Currently, Meta has teamed up with Nvidia to build a massive AI supercomputer called the AI Research SuperCluster (RSC). The RSC is so powerful that it can train AI models with over one trillion parameters, making it the largest installation of Nvidia DGX A100 systems by a customer.
But, the latest news around it suggests that the chip won’t complete until 2025. Reason being that the company has been reworking on a number of under-construction data center projects for new design. Meta’s Nordic communications manager told DCD that supporting AI workloads at scale requires a different type of data center than those built for regular online services, and the current site is inadequate for these needs.
Additionally, as per reports, this pairing with Nvidia is costing Meta billions of dollars. Alternatively, Graphcore updated models of its multi-processor computers, IPU-POD, running on the Bow chip, are claimed to be five times faster than comparable DGX machines from NVIDIA at half the price.
This means that we can potentially see an acquisition or Meta and Graphcore grouping together to help build in-house chips, leveraging Graphcore’s talent and Meta’s planned investment in AI research.
On its earnings call last week, CEO Mark Zuckerberg said “A.I.” more than 20 times during his opening presentation, and CFO Susan Li said the company expects to spend about $30 billion to $33 billion this year, with a focus towards increased investment in capacity for its Generative AI initiatives.
Meta’s opportunity
According to two sources who spoke with Reuters, Meta has an in-house unit that designs various chips to accelerate and optimize AI operations, including a network chip that performs a sort of air traffic control function for servers. This network chip is essential for systems running large AI models which consist of multiple chips strung together to distribute the workload.
The Fundamental AI Research (FAIR) team at Meta AI have been rigorous in open sourcing their models to the academic community, with models like LLaMA. Meanwhile, Meta has also been releasing models for accurate speech translation and object segmentation.

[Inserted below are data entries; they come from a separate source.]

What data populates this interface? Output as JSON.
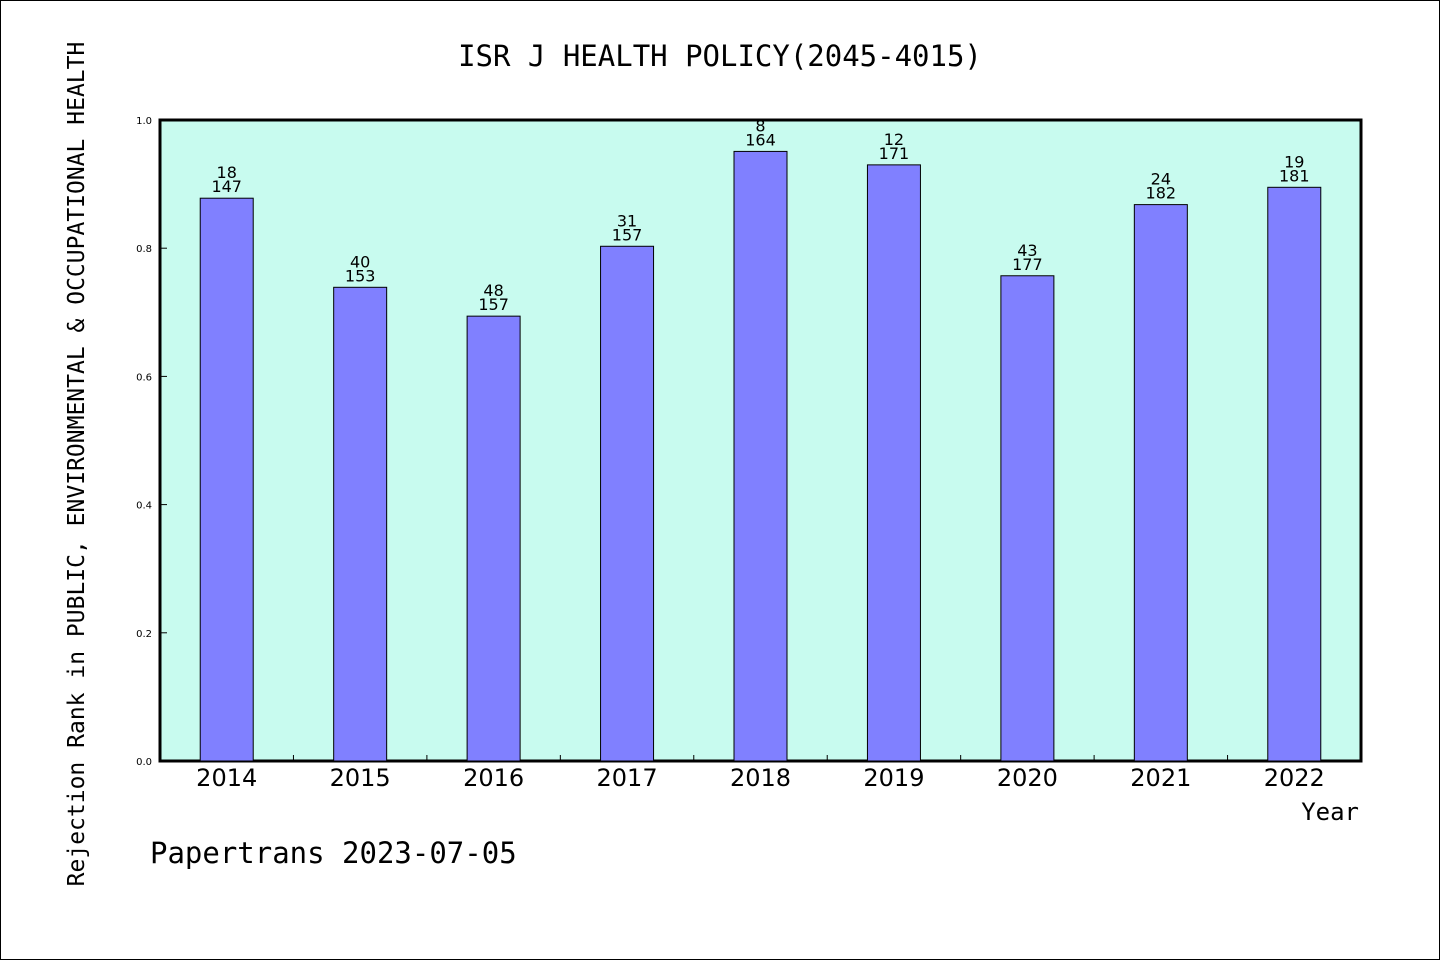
{
  "chart_data": {
    "type": "bar",
    "title": "ISR J HEALTH POLICY(2045-4015)",
    "ylabel": "Rejection Rank in PUBLIC, ENVIRONMENTAL & OCCUPATIONAL HEALTH",
    "xlabel": "Year",
    "categories": [
      "2014",
      "2015",
      "2016",
      "2017",
      "2018",
      "2019",
      "2020",
      "2021",
      "2022"
    ],
    "values": [
      0.878,
      0.739,
      0.694,
      0.803,
      0.951,
      0.93,
      0.757,
      0.868,
      0.895
    ],
    "data_labels": [
      [
        "18",
        "147"
      ],
      [
        "40",
        "153"
      ],
      [
        "48",
        "157"
      ],
      [
        "31",
        "157"
      ],
      [
        "8",
        "164"
      ],
      [
        "12",
        "171"
      ],
      [
        "43",
        "177"
      ],
      [
        "24",
        "182"
      ],
      [
        "19",
        "181"
      ]
    ],
    "ylim": [
      0,
      1.0
    ],
    "yticks": [
      "0.0",
      "0.2",
      "0.4",
      "0.6",
      "0.8",
      "1.0"
    ],
    "ytick_values": [
      0,
      0.2,
      0.4,
      0.6,
      0.8,
      1.0
    ],
    "grid": false,
    "footer": "Papertrans 2023-07-05",
    "colors": {
      "plot_background": "#c8fbef",
      "bar_fill": "#8080ff",
      "bar_stroke": "#000000",
      "axis": "#000000"
    }
  }
}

Despite this, the company has not released any generative AI products for the consumers.
Meta’s lagging position was notably apparent when the White House invited CEOs to discuss AI, but Zuckerberg was conspicuously excluded. According to CNN, a Biden administration official explained that the meeting focused on companies currently leading in the space, especially on the consumer-facing product side.
Meta is eager to demonstrate its leadership in the AI industry and prove that it deserves a place at the table among the top companies in the space. This is why a potential collaboration with Graphcore can prove to be extremely beneficial for the two companies.
Winter is coming
AI is at its peak, and there is a proliferation of chip companies. “At some point, there were about 35 GPU companies, and 40 to 50 network processors, and right now there’s about 50 or a 100 AI companies,” said Jim Keller, CEO, Tenstorrent Inc. According to him, there is an exploration phase, where a lot of companies are formed, but then there’s also a consolidation phase.
“It doesn’t mean only the winner survives. A lot of times what happens is some two or three companies will group together, or maybe few will go bankrupt. It is a good spot to repurpose something else,” said Keller.
“So I think we’re gonna see a proliferation. During high rates of change, technology areas that have more proliferation can explore more space. So the probability of a winter comes out of the area where more people are doing stuff that’s hot, the place where people are doing the best thing,” he concluded.